Numerous groundwater wells in Mexico exceed the maximum allowable fluoride (F−) and arsenic (As) drinking water concentration requirements, posing an environmental and health risk to the population that relies solely on these wells for drinking water sources. Since encouraging results have been obtained utilizing native limestones to remove some toxic elements from contaminated water, the ability of the limestone rock outcrop to the south of the Sierra de Guanajuato in Mexico to remove As and F− from groundwater was assessed.
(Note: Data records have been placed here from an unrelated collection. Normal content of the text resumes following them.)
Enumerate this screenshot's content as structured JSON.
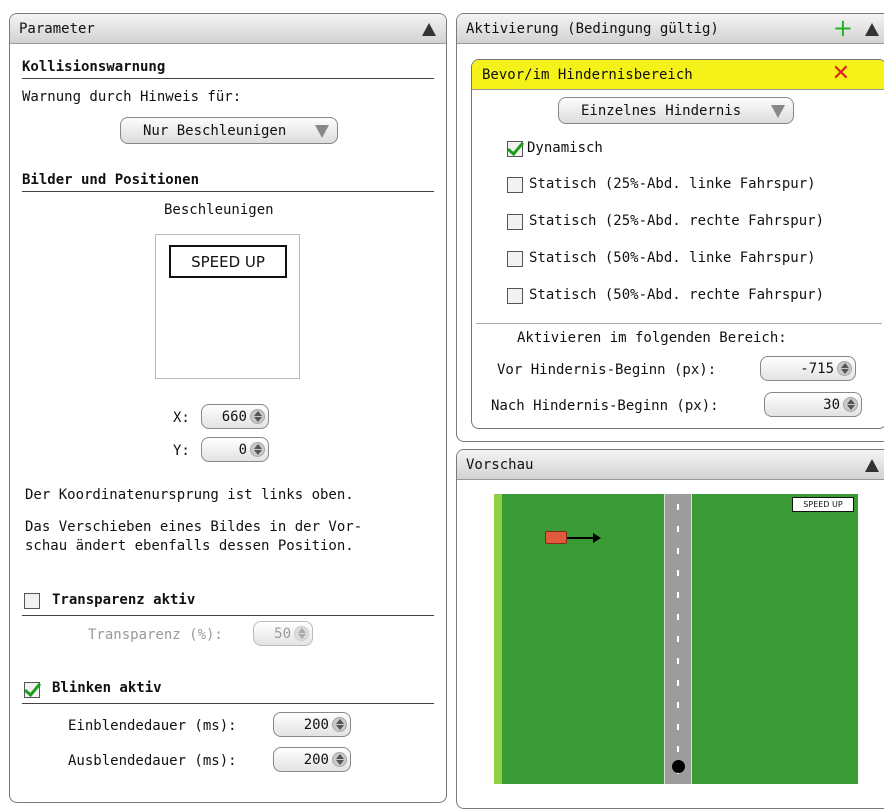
{
  "left": {
    "title": "Parameter",
    "kollision_heading": "Kollisionswarnung",
    "warnung_label": "Warnung durch Hinweis für:",
    "warnung_value": "Nur Beschleunigen",
    "bilder_heading": "Bilder und Positionen",
    "image_caption": "Beschleunigen",
    "image_text": "SPEED UP",
    "x_label": "X:",
    "x_value": "660",
    "y_label": "Y:",
    "y_value": "0",
    "info1": "Der Koordinatenursprung ist links oben.",
    "info2a": "Das Verschieben eines Bildes in der Vor-",
    "info2b": "schau ändert ebenfalls dessen Position.",
    "transparenz_heading": "Transparenz aktiv",
    "transparenz_checked": false,
    "transparenz_label": "Transparenz (%):",
    "transparenz_value": "50",
    "blinken_heading": "Blinken aktiv",
    "blinken_checked": true,
    "einblend_label": "Einblendedauer (ms):",
    "einblend_value": "200",
    "ausblend_label": "Ausblendedauer (ms):",
    "ausblend_value": "200"
  },
  "activation": {
    "title": "Aktivierung (Bedingung gültig)",
    "add_icon": "plus-icon",
    "condition_title": "Bevor/im Hindernisbereich",
    "delete_icon": "close-icon",
    "obstacle_mode": "Einzelnes Hindernis",
    "options": [
      {
        "label": "Dynamisch",
        "checked": true
      },
      {
        "label": "Statisch (25%-Abd. linke Fahrspur)",
        "checked": false
      },
      {
        "label": "Statisch (25%-Abd. rechte Fahrspur)",
        "checked": false
      },
      {
        "label": "Statisch (50%-Abd. linke Fahrspur)",
        "checked": false
      },
      {
        "label": "Statisch (50%-Abd. rechte Fahrspur)",
        "checked": false
      }
    ],
    "range_heading": "Aktivieren im folgenden Bereich:",
    "vor_label": "Vor Hindernis-Beginn (px):",
    "vor_value": "-715",
    "nach_label": "Nach Hindernis-Beginn (px):",
    "nach_value": "30"
  },
  "preview": {
    "title": "Vorschau",
    "sign_text": "SPEED UP"
  },
  "colors": {
    "grass": "#3a9a36",
    "road": "#9c9c9c",
    "condition_header": "#f5f21a",
    "add_green": "#22b322",
    "delete_red": "#e02020",
    "check_green": "#1a9e1a"
  }
}
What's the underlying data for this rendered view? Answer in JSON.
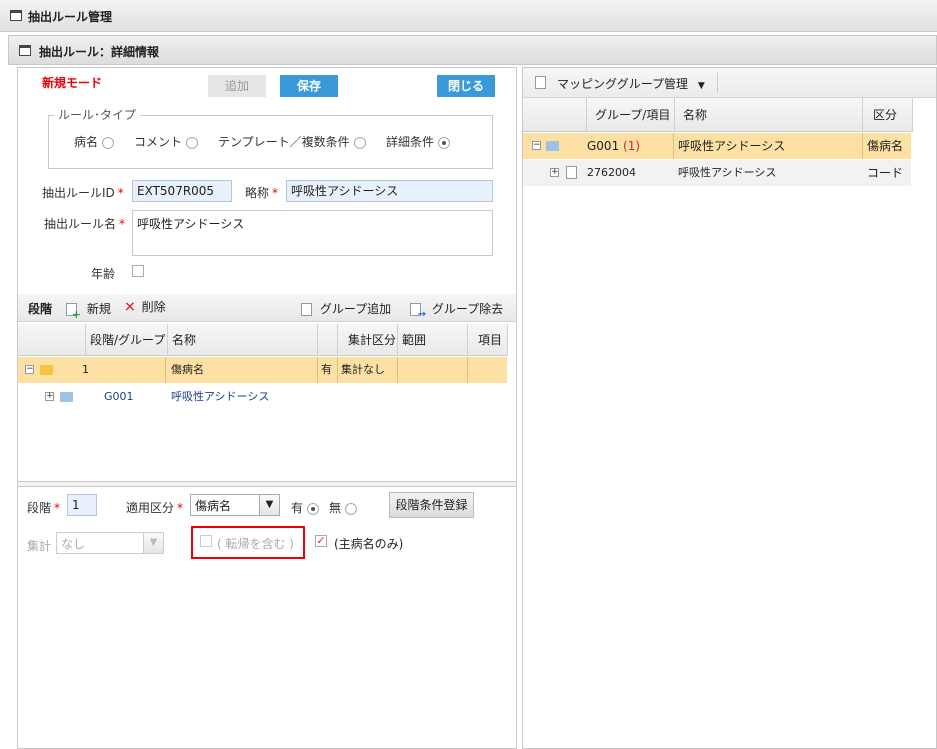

A sampling campaign was conducted in the study area, focusing on wells exhibiting elevated concentrations of arsenic (As) and fluoride (F−) in compliance with international standards. This water was employed in the treatment experiment involving limestone rocks. The rock sampling process involved a reconnaissance campaign covering the study area and outcrop points of limestone rocks. Representative limestone samples were collected and subsequently subjected to mineralogical and geochemical characterization. Using rock samples, synthetic water, and groundwater from contaminated wells in the region, batch experiments were conducted to evaluate the As and F− removal capacity of limestone. The batch testing consisted of water–rock interactions at various times with different samples of limestone rocks, grain sizes, and water containing distinct concentrations of both elements, artificial and groundwater extracted close to the limestones outcrop. The results indicate that the rock with the highest calcium carbonate (CaCO3) content and the smallest grain size (< 0.05 mm) removes the highest concentrations of both As and F−, with As removal being superior. The removal mechanisms were studied using scanning electron microscopy with energy-dispersive spectroscopy (SEM–EDS) images, saturation index calculations, and Eh–pH diagrams,. Fluoride precipitation was favored when the pH of the solution was slightly acidic, whereas sorption was favored when the pH was higher. The results obtained are encouraging for the removal of high levels of As, and to a lesser extent for F−; consequently, the use of regional limestone rocks could be a viable option for improving the water quality ingested by rural inhabitants in the study area. Calcium carbonate (CaCO3) concentration can be used to identify limestone rocks with the potential to effectively remove As and F− in other locations.